Oggi il Private 5G è una scelta strategica per imprese che puntano a connettività affidabile, sicurezza elevata e prestazioni elevate. In Italia si contano decine di progetti attivi, con una spesa industriale che ha toccato i 14,5 milioni € nel 2024 (+70% sul 2023). Nonostante l’interesse crescente, permane una certa lentezza, dovuta a costi iniziali elevati, complessità tecnologica e un ritorno d’investimento non sempre evidente .
Se il Private 5G diventasse lo standard nelle imprese italiane, il mercato potrebbe valere fino a 200 milioni € entro il 2025; in caso contrario, resterebbe attorno ai 40 milioni di euro. Gli studi stimano che l’efficienza operativa nelle aziende manifatturiere potrebbe aumentare del 30% grazie a queste reti, con un impatto potenziale di 16,8 miliardi di euro sul PIL entro il 2030-
Il cuore del cambiamento: use case reali
Fastweb e Vodafone hanno implementato una rete privata 5G nel Porto di Ravenna, estesa per 15 km fra terminal e cantieri. L’investimento da 10 mln € supporta applicazioni come anti collisione, veicoli autonomi, droni per il monitoraggio merci e gestione in tempo reale del traffico navale.
L’azienda Ilmea ha scelto una rete privata 5G per monitorare e interconnettere macchinari pesanti, riducendo cablaggi e aumentando la sicurezza della trasmissione dati. Il sistema utilizza spettro licenziato per garantire throughput elevati e latenza minima.
Tecnologie chiave e fattori abilitanti
Il 5G avanzato introduce concetti come network slicing, che permette a un’unica infrastruttura di ospitare più reti virtuali dedicate con caratteristiche diverse (realtime, bassa latenza, IoT) . Assieme all’edge computing, queste tecnologie creano ambienti performanti e altamente customizzabili.

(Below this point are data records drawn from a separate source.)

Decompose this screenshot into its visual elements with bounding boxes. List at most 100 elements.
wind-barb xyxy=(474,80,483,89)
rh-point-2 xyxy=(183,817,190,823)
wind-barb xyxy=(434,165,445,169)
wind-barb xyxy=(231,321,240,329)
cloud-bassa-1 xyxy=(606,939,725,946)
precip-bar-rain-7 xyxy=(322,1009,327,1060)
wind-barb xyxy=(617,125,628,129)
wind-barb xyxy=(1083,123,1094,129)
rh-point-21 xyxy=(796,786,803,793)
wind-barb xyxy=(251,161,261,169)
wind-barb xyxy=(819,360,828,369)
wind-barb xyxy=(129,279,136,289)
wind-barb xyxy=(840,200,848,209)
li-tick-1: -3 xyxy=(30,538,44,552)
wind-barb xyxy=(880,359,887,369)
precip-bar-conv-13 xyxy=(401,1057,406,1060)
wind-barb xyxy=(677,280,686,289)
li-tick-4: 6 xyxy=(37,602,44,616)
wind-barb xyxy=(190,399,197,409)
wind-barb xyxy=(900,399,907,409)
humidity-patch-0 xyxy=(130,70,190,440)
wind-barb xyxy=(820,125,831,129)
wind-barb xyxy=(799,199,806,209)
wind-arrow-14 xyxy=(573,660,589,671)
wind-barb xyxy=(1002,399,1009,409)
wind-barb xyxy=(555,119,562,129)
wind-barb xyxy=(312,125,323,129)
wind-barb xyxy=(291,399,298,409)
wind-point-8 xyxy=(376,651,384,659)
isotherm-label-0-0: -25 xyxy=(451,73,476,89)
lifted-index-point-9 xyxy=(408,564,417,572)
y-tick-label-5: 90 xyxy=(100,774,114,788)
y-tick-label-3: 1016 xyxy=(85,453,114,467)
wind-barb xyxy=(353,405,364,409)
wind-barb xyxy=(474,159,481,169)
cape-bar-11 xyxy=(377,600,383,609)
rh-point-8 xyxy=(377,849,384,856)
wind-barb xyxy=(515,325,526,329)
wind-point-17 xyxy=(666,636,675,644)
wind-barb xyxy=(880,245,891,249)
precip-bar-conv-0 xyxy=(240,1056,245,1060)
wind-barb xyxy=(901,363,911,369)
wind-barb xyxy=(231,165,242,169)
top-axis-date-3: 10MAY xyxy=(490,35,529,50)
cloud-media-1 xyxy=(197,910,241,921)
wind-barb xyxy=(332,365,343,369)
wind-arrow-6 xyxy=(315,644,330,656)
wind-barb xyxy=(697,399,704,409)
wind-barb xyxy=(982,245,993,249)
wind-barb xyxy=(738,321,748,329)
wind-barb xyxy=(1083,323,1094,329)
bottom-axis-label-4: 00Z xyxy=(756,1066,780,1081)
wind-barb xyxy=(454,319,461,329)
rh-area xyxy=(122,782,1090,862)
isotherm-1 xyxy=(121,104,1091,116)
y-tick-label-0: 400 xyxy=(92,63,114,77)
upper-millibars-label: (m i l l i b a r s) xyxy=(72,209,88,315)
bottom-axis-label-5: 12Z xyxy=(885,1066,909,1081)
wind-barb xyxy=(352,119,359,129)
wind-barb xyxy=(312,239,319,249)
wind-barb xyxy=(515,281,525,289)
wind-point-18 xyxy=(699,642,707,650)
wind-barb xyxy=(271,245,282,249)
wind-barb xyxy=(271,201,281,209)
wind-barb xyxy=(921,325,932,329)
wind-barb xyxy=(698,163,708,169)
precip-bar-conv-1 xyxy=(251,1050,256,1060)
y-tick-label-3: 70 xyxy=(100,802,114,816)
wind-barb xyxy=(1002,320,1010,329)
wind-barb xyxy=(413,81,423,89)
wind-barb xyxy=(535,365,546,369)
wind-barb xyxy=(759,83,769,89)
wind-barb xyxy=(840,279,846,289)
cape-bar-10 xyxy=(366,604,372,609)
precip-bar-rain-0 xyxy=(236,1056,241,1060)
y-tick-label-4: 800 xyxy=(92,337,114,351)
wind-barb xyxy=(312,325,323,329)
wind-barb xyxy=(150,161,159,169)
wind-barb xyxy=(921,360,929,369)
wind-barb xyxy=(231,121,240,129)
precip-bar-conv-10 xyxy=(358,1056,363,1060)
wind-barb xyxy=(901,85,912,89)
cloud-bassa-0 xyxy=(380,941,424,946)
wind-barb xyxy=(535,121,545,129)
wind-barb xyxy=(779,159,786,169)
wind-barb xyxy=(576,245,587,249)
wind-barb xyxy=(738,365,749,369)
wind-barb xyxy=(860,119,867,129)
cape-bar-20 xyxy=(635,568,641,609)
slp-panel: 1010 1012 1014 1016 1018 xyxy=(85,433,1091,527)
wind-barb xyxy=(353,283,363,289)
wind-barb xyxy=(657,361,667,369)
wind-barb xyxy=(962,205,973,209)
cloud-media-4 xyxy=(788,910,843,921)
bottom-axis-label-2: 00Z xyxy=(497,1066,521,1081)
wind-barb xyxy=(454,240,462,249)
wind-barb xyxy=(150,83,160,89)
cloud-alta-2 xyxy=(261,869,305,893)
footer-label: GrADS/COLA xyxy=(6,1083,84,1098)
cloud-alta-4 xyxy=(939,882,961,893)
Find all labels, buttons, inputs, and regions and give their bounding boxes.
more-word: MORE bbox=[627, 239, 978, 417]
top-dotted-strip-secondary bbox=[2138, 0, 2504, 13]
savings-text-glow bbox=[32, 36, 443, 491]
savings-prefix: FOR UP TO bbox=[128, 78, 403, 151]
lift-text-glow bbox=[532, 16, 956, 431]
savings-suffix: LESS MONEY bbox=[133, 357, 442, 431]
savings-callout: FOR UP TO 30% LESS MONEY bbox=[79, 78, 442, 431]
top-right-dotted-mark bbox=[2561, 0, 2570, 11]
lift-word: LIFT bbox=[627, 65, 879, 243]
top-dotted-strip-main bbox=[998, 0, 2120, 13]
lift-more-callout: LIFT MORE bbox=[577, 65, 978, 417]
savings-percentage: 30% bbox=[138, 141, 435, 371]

Gli standard emergenti, noti come 5G Advanced, estendono la copertura alle bande sotto 1 GHz, favorendo applicazioni mission critical in smart grid, comparto ferroviario e sicurezza pubblica. L’obiettivo è superare i limiti delle reti tradizionali (LTE, GSM R) e rispondere alle esigenze di imprese e pubblica amministrazione.
Tra i principali attori globali e nazionali che operano sul mercato delle reti end to end figurano nomi come Ericsson, Nokia, HPE, Samsung, Huawei Enterprise, Celona e AsiaInfo . In Italia si distinguono Siae Microelettronica per il backhaul wireless, e Retelit e Colt per la diffusione della fibra e dei data center.